Epidemiological evidence demonstrates that increased arterial age is independently associated with accelerated thoracic aortic aneurysm (TAA) growth, linking aortic aneurysm natural history to vascular aging^[180]. Aortic aneurysm is a permanent focal dilation of the aorta, with a diameter ≥ 50% larger than normal. Despite existing pathophysiological differences, TAA and AAA share several features: compared with normal aorta, aneurysmal wall demonstrates decreased elastin, collagen, glycosaminoglycans, and an imbalance between MMPs and tissue inhibitors of metalloproteinases (TIMPs)^[181]. Notably, similar matrix degradation and remodeling processes occur during the natural aging of the aorta itself, leading investigators to propose that TAA may represent a focal, accelerated form of aortic aging in some patients. Thus, targeting VSMC phenotypic switching, apoptosis, and ECM disruption to slow aneurysm progression has become a research priority^[46,182].

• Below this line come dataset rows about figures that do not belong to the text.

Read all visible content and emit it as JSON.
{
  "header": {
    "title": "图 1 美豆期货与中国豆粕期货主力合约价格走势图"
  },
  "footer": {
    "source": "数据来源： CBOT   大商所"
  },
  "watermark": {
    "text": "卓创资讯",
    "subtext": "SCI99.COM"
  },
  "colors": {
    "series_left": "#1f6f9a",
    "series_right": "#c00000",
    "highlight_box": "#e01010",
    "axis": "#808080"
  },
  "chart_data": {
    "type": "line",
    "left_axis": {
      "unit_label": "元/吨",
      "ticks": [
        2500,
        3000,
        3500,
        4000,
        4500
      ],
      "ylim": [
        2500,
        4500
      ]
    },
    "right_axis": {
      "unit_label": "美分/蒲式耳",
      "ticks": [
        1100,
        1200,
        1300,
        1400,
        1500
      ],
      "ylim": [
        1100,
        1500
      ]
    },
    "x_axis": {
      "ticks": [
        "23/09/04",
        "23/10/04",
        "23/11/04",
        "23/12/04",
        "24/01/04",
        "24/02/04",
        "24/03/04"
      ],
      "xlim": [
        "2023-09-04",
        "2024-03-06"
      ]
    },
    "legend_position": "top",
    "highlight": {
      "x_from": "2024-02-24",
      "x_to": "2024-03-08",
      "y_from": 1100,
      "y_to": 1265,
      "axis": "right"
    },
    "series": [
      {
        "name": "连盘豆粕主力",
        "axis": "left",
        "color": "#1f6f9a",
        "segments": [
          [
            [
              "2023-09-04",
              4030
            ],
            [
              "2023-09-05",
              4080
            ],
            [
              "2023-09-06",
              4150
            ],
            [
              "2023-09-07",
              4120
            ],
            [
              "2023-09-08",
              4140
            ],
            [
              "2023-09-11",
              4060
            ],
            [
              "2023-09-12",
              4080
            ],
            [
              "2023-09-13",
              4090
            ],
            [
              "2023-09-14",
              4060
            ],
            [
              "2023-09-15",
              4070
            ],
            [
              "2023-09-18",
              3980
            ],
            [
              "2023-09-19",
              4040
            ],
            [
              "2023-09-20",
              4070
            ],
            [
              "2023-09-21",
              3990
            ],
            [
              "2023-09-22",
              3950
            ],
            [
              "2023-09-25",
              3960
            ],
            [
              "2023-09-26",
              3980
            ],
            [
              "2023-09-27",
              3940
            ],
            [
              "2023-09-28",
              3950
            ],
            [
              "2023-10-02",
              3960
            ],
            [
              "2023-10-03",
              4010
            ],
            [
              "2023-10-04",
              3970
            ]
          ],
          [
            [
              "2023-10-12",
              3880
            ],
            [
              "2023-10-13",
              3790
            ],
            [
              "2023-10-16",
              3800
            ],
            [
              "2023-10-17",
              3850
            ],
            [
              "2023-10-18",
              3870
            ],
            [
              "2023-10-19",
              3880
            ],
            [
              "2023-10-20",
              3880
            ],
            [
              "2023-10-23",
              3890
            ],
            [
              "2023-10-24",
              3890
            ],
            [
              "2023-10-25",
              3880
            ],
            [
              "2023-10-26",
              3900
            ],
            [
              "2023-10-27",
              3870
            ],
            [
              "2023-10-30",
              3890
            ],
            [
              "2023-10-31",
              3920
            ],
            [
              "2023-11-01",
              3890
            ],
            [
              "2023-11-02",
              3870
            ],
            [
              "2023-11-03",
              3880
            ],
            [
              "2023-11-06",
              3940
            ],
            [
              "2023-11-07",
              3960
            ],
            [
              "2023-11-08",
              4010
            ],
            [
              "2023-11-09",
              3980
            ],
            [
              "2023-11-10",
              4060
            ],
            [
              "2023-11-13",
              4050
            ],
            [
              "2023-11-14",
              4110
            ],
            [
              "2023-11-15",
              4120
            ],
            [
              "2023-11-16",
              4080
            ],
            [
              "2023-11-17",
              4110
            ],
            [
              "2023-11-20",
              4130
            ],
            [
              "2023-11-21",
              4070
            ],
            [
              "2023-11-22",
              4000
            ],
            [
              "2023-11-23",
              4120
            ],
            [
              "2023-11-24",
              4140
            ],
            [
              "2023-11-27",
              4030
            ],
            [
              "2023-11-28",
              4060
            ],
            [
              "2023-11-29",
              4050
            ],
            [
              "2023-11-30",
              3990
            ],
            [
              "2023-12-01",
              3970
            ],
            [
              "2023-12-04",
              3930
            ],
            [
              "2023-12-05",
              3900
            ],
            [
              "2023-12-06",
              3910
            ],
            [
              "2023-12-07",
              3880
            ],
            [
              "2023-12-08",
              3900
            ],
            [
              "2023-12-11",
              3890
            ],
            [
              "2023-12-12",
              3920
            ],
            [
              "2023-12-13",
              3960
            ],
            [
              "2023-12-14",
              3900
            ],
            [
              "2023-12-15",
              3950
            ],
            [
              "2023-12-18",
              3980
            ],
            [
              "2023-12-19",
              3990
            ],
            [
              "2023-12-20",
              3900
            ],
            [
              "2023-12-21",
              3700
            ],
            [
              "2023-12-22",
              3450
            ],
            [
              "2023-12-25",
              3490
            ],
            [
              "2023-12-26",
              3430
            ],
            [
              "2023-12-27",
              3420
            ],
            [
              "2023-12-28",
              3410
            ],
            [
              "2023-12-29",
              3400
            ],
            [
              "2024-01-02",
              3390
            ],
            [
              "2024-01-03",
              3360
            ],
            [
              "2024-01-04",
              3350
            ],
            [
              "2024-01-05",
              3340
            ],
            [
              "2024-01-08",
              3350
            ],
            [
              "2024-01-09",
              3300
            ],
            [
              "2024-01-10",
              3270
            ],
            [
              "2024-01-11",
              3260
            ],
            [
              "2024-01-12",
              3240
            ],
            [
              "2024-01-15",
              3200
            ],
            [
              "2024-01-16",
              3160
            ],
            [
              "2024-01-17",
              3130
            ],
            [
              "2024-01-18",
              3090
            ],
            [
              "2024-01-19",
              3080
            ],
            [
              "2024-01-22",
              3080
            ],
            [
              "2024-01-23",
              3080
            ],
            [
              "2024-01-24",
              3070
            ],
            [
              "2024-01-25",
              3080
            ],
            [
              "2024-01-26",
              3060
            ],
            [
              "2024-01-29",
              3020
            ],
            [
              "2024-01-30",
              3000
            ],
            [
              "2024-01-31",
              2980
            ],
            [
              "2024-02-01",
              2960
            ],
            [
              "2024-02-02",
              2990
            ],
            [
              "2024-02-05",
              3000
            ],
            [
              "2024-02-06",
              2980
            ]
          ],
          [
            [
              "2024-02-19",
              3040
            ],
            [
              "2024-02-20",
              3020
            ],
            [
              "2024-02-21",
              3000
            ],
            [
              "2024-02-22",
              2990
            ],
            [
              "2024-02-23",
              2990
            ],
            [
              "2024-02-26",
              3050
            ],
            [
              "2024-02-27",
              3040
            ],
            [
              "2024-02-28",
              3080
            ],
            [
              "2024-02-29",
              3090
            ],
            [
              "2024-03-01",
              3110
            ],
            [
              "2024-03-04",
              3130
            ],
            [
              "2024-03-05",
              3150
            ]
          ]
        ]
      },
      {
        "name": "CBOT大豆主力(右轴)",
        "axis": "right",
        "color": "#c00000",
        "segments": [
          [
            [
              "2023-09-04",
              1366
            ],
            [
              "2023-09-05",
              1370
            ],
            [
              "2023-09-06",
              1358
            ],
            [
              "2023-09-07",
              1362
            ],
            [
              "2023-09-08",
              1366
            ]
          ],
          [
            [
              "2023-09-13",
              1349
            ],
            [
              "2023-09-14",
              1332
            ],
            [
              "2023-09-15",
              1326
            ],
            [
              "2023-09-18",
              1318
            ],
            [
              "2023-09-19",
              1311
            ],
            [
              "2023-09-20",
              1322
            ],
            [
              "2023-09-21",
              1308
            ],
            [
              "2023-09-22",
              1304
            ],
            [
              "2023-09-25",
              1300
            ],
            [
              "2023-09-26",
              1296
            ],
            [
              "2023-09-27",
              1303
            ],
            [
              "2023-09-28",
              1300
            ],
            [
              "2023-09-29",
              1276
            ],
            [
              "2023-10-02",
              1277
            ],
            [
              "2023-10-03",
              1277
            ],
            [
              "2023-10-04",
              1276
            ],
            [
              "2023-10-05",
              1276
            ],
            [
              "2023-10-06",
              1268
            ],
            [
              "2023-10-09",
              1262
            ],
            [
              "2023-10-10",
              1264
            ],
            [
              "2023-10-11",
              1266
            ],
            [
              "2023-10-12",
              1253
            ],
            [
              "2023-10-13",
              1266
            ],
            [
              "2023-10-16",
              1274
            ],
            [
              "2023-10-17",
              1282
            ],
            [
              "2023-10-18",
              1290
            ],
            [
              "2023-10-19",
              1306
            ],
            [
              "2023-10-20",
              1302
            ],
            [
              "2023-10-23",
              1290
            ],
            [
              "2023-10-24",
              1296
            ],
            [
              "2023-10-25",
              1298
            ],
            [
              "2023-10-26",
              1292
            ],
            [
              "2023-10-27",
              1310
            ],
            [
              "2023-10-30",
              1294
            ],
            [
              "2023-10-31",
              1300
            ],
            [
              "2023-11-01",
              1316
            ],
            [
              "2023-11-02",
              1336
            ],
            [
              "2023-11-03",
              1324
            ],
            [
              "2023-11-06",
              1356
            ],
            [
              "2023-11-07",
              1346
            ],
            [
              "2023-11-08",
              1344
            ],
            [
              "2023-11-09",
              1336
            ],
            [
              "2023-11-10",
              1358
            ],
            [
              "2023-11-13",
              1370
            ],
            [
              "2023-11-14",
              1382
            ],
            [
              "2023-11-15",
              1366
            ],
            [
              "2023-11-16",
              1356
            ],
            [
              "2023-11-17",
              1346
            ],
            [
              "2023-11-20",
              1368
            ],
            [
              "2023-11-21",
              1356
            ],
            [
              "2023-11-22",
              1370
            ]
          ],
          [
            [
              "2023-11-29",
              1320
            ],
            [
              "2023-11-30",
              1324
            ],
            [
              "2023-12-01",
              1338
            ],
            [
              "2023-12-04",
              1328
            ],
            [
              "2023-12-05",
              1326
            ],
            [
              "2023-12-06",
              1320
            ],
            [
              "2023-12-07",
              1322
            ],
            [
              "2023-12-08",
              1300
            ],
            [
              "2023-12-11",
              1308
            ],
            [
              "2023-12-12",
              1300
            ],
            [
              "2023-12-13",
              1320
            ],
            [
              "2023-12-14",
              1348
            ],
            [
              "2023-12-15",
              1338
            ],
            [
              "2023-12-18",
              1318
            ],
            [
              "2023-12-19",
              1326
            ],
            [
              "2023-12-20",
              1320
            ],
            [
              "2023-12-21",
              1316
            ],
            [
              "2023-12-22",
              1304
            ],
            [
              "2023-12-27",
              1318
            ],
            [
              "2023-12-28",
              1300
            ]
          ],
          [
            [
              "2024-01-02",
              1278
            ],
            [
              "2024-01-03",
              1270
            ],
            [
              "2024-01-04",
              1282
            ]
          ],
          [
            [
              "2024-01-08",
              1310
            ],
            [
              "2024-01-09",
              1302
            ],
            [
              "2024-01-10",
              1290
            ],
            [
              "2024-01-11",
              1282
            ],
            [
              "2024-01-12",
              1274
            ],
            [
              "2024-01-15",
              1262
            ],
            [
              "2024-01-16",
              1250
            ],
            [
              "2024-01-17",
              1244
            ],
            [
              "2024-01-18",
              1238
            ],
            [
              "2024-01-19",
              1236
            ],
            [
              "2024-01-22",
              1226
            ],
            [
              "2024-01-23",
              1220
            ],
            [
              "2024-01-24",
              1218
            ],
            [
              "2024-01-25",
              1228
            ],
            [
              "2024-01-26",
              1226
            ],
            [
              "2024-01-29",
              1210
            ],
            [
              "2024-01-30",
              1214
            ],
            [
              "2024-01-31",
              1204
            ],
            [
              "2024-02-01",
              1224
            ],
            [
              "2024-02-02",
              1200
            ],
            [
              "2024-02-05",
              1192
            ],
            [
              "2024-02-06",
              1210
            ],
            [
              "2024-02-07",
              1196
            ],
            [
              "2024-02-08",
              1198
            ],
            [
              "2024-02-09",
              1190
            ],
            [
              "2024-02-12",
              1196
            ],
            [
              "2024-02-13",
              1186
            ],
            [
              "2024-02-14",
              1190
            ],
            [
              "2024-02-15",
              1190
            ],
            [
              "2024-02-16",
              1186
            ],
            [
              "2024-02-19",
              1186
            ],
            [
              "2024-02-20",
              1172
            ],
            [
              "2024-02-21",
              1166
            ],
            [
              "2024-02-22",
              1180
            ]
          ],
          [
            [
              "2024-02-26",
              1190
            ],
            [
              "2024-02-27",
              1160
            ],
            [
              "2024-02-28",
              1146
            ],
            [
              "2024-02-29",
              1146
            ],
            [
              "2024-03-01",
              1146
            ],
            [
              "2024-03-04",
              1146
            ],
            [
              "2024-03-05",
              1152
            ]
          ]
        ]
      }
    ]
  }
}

Identifying gut microbial metabolites that suppress aberrant VSMC phenotypic switching is clinically significant. In AAA mouse models, Roseburia intestinalis and its metabolite butyrate substantially reduce neutrophil infiltration and NOX2-dependent neutrophil extracellular trap (NET) formation, attenuating inflammation and aberrant VSMC phenotypic switching, which slows AAA progression^[183]. Another study reported that taurodeoxycholic acid (TDCA) reduced endoplasmic reticulum stress in VSMCs and decreased apoptosis. In parallel, TDCA preserved medial integrity and limited elastic fiber degradation, suppressing the formation and progression of AAA^[184]. These observations support the concept that SCFAs and BAs may influence aneurysm susceptibility, particularly AAA, by regulating VSMC phenotype and viability. Further studies are needed to identify other metabolites, more thoroughly clarify the underlying mechanisms, and compare the similarities and differences in mechanistic pathways between TAA and AAA.